When you consider this number, 36,897 souls lost while homeless and 6% being veterans, this means close to 3,000 veterans have died while being homeless. So how do our cities/towns treat these honorable veterans’ deaths?
If their families can be located and want to take responsibility for the burial, do the families know they’re entitled to a military funeral? If the family can’t be found or don’t want to or can’t afford burial, do our cities/towns work with their local V.A. to see that these men and women who served their country get the military burial with honor that they so richly deserve? Would V.A. regulations even allow this?
If we can’t reach them before their death, we can at least restore dignity to them in their death by giving them the honor they earned when we bury them.

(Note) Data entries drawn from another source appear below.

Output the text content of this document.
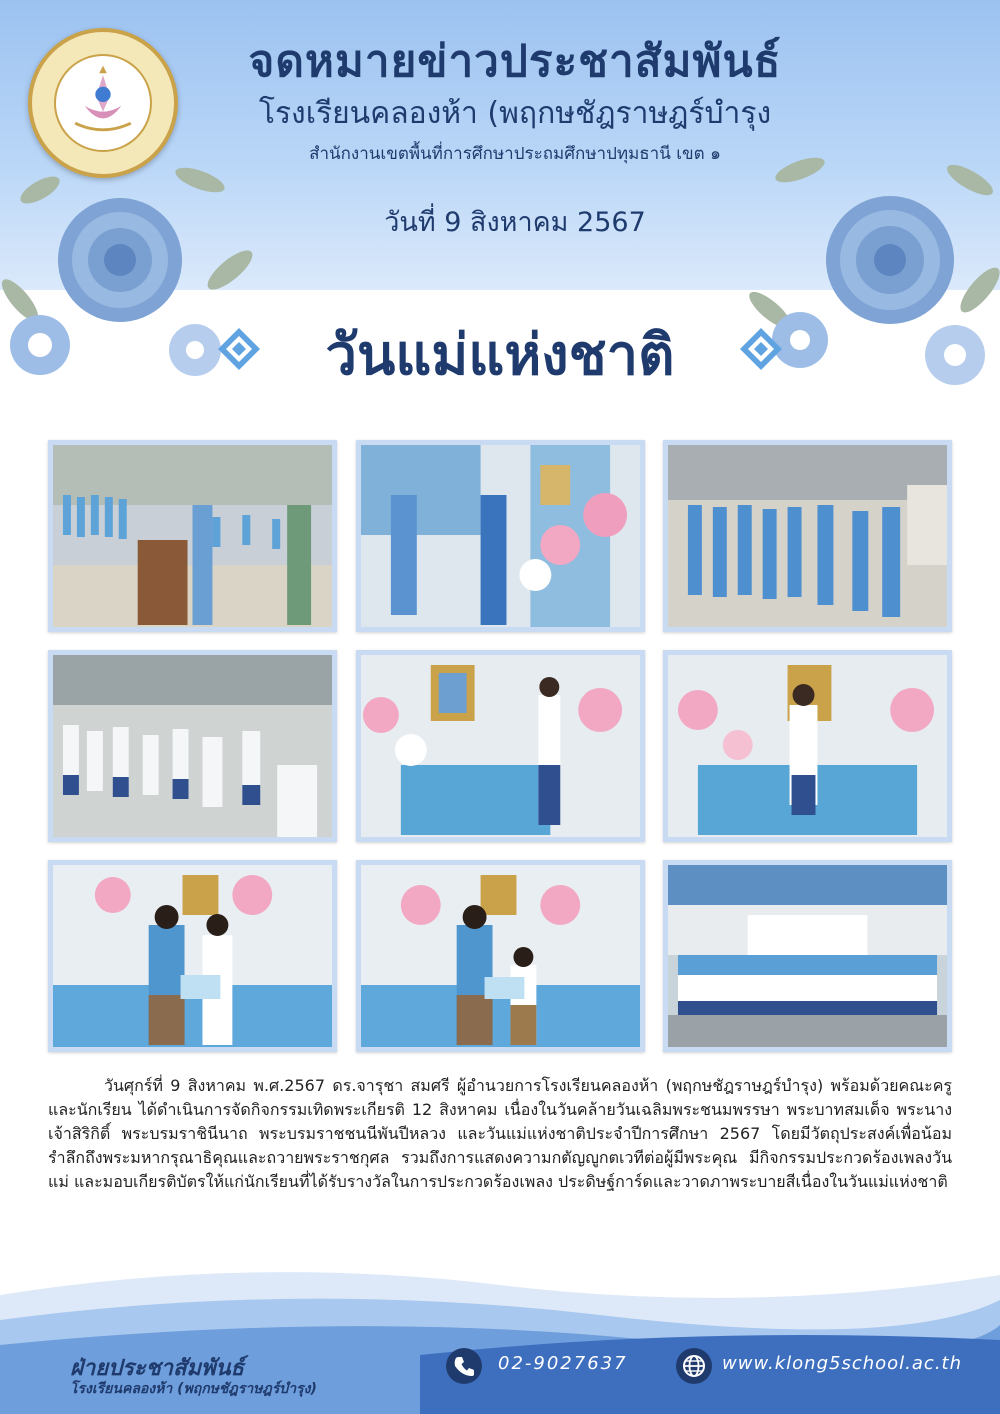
จดหมายข่าวประชาสัมพันธ์
โรงเรียนคลองห้า (พฤกษชัฎราษฎร์บำรุง
สำนักงานเขตพื้นที่การศึกษาประถมศึกษาปทุมธานี เขต ๑
วันที่ 9 สิงหาคม 2567
วันแม่แห่งชาติ
วันศุกร์ที่ 9 สิงหาคม พ.ศ.2567 ดร.จารุชา สมศรี ผู้อำนวยการโรงเรียนคลองห้า (พฤกษชัฎราษฎร์บำรุง) พร้อมด้วยคณะครูและนักเรียน ได้ดำเนินการจัดกิจกรรมเทิดพระเกียรติ 12 สิงหาคม เนื่องในวันคล้ายวันเฉลิมพระชนมพรรษา พระบาทสมเด็จ พระนางเจ้าสิริกิติ์ พระบรมราชินีนาถ พระบรมราชชนนีพันปีหลวง และวันแม่แห่งชาติประจำปีการศึกษา 2567 โดยมีวัตถุประสงค์เพื่อน้อมรำลึกถึงพระมหากรุณาธิคุณและถวายพระราชกุศล รวมถึงการแสดงความกตัญญูกตเวทีต่อผู้มีพระคุณ มีกิจกรรมประกวดร้องเพลงวันแม่ และมอบเกียรติบัตรให้แก่นักเรียนที่ได้รับรางวัลในการประกวดร้องเพลง ประดิษฐ์การ์ดและวาดภาพระบายสีเนื่องในวันแม่แห่งชาติ
ฝ่ายประชาสัมพันธ์
โรงเรียนคลองห้า (พฤกษชัฎราษฎร์บำรุง)
02-9027637	www.klong5school.ac.th
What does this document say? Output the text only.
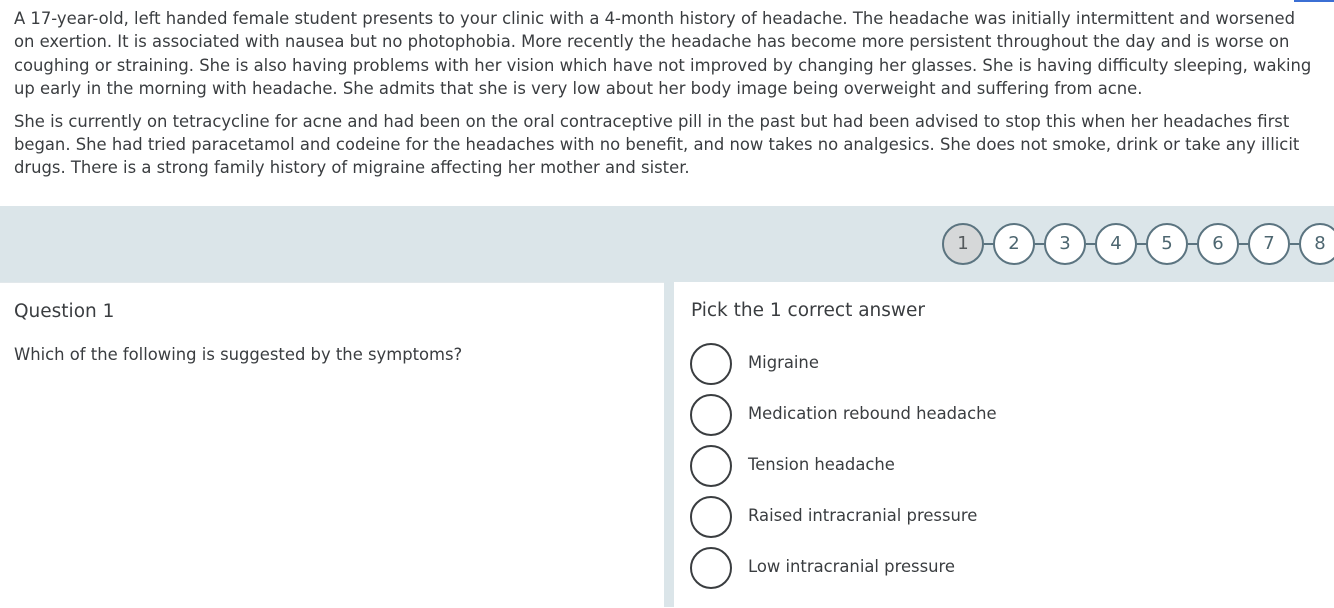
A 17-year-old, left handed female student presents to your clinic with a 4-month history of headache. The headache was initially intermittent and worsened on exertion. It is associated with nausea but no photophobia. More recently the headache has become more persistent throughout the day and is worse on coughing or straining. She is also having problems with her vision which have not improved by changing her glasses. She is having difficulty sleeping, waking up early in the morning with headache. She admits that she is very low about her body image being overweight and suffering from acne.

She is currently on tetracycline for acne and had been on the oral contraceptive pill in the past but had been advised to stop this when her headaches first began. She had tried paracetamol and codeine for the headaches with no benefit, and now takes no analgesics. She does not smoke, drink or take any illicit drugs. There is a strong family history of migraine affecting her mother and sister.

1	2	3	4	5	6	7	8
Question 1
Which of the following is suggested by the symptoms?
Pick the 1 correct answer
Migraine
Medication rebound headache
Tension headache
Raised intracranial pressure
Low intracranial pressure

Robin Osgood, Rose Street, Lexington, KY
Walking while female
I hear you (“Shaming women,” November 2012). I too am female and live and used to work on the North end. During my tenure as a drafter for Windstream, currently housed in the building that used to be K-Mart on new Circle, I frequently used Lime, N. Broadway, etc., for my lunch time running grounds.

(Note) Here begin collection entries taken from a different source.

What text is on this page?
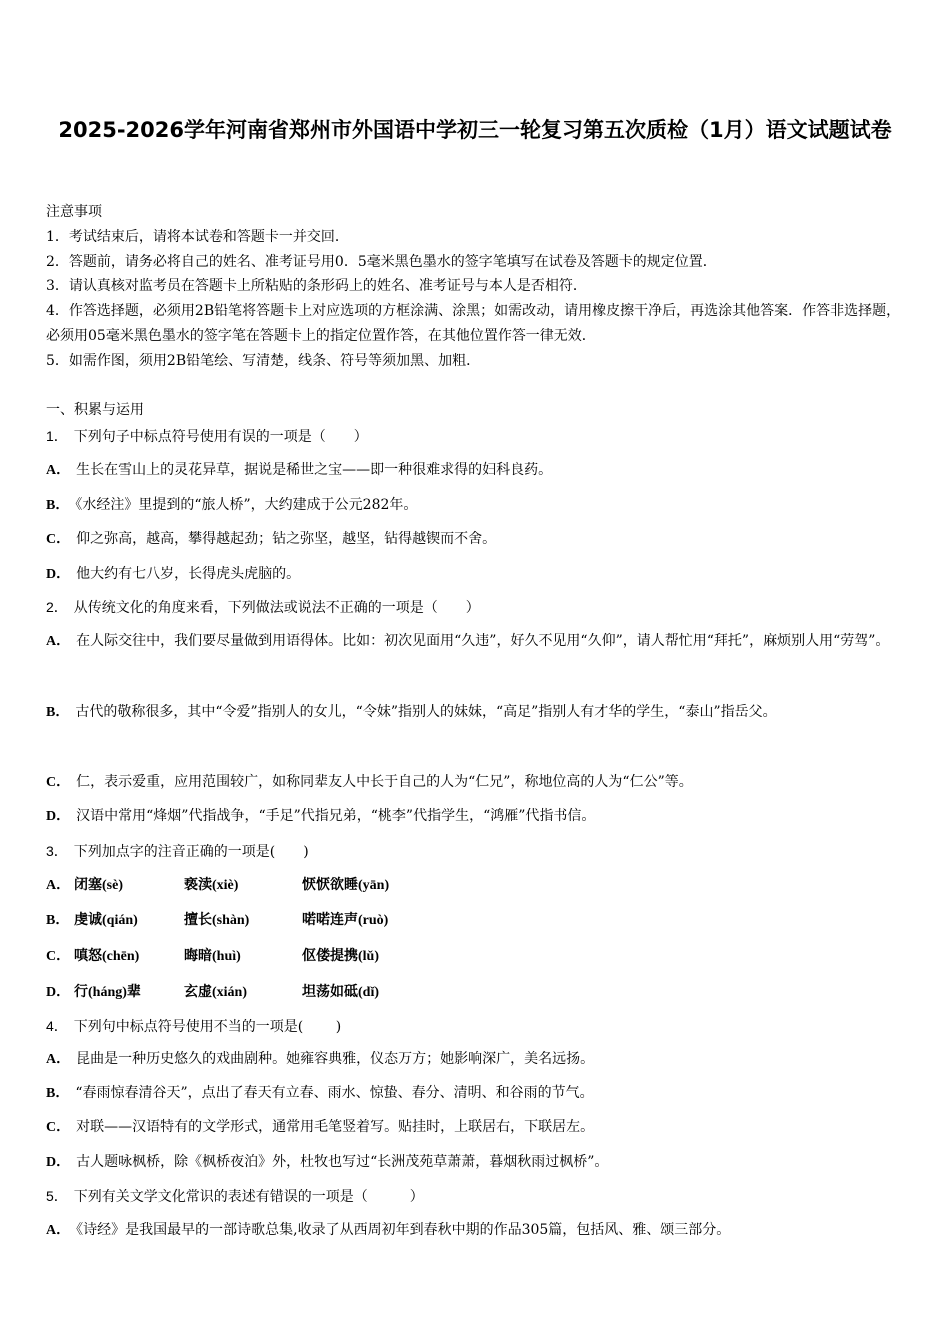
2025-2026学年河南省郑州市外国语中学初三一轮复习第五次质检（1月）语文试题试卷
注意事项
1．考试结束后，请将本试卷和答题卡一并交回．
2．答题前，请务必将自己的姓名、准考证号用0．5毫米黑色墨水的签字笔填写在试卷及答题卡的规定位置．
3．请认真核对监考员在答题卡上所粘贴的条形码上的姓名、准考证号与本人是否相符．
4．作答选择题，必须用2B铅笔将答题卡上对应选项的方框涂满、涂黑；如需改动，请用橡皮擦干净后，再选涂其他答案．作答非选择题，必须用05毫米黑色墨水的签字笔在答题卡上的指定位置作答，在其他位置作答一律无效．
5．如需作图，须用2B铅笔绘、写清楚，线条、符号等须加黑、加粗．
一、积累与运用
1． 下列句子中标点符号使用有误的一项是（　　）
A． 生长在雪山上的灵花异草，据说是稀世之宝——即一种很难求得的妇科良药。
B． 《水经注》里提到的“旅人桥”，大约建成于公元282年。
C． 仰之弥高，越高，攀得越起劲；钻之弥坚，越坚，钻得越锲而不舍。
D． 他大约有七八岁，长得虎头虎脑的。
2． 从传统文化的角度来看，下列做法或说法不正确的一项是（　　）
A． 在人际交往中，我们要尽量做到用语得体。比如：初次见面用“久违”，好久不见用“久仰”，请人帮忙用“拜托”，麻烦别人用“劳驾”。
B． 古代的敬称很多，其中“令爱”指别人的女儿，“令妹”指别人的妹妹，“高足”指别人有才华的学生，“泰山”指岳父。
C． 仁，表示爱重，应用范围较广，如称同辈友人中长于自己的人为“仁兄”，称地位高的人为“仁公”等。
D． 汉语中常用“烽烟”代指战争，“手足”代指兄弟，“桃李”代指学生，“鸿雁”代指书信。
3． 下列加点字的注音正确的一项是(　　)
A． 闭塞(sè)	亵渎(xiè)	恹恹欲睡(yān)
B． 虔诚(qián)	擅长(shàn)	喏喏连声(ruò)
C． 嗔怒(chēn)	晦暗(huì)	伛偻提携(lǔ)
D． 行(háng)辈	玄虚(xián)	坦荡如砥(dǐ)
4． 下列句中标点符号使用不当的一项是(　　 )
A． 昆曲是一种历史悠久的戏曲剧种。她雍容典雅，仪态万方；她影响深广，美名远扬。
B． “春雨惊春清谷天”，点出了春天有立春、雨水、惊蛰、春分、清明、和谷雨的节气。
C． 对联——汉语特有的文学形式，通常用毛笔竖着写。贴挂时，上联居右，下联居左。
D． 古人题咏枫桥，除《枫桥夜泊》外，杜牧也写过“长洲茂苑草萧萧，暮烟秋雨过枫桥”。
5． 下列有关文学文化常识的表述有错误的一项是（　　　）
A． 《诗经》是我国最早的一部诗歌总集,收录了从西周初年到春秋中期的作品305篇，包括风、雅、颂三部分。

One day, I was walking back to work down N. Lime after an exhausting run for a pregnant lady. I don’t know if it was my running attire or generally disheveled appearance that signaled to some strange older guy in a minivan that I might be “working” the North Limestone area, but he shouted out the window asking if I wanted a ride. I waved him off, “no thanks, I can run” and kept on walking with a quickened pace. Really, I couldn’t run anymore…for some reason I was spent. Evidently, my decline didn’t convince him because he turned around, slowed up, stopped and waited as I walked on by. I didn’t have mace or a gun, but I had a phone, so I took it out and dialed one of my co-workers to let her know my distressing situation and where I could be located. The man decided I wasn’t worth the hassle, I guess, and drove off. Golden caravan, maybe 2000 model? This was at least 4 years ago, but I won’t forget it.
This wasn’t the first time I’ve felt threatened in a similar way by a man driving down a street, I on my feet. I used to live in Louisville and walking around at night in the highlands isn’t free of these kind of encounters.
Shannon, web post
Looking for topless mountains
Hello, I am on the search for the Topless Mountains are Obscene bumper sticker (“Outside the governor’s office,” June 2012). I am looking for the one that has the topless mountains that resemble a female’s breast. I can make donation or buy it. Any info would be appreciated.
Michael Cash, online
I got the rectangular shaped sticker from a woman from Louisville who was from the Unitarian Church or progressive Catholic Church. She was with a group lobbying in Frankfort last spring. You might ask Dave Cooper who is an organizer/spokesman with the Bluegrass Sierra Club and his own Mountaintop Removal Roadshow. Feel free to ask for more help if this is not enough. don pratt.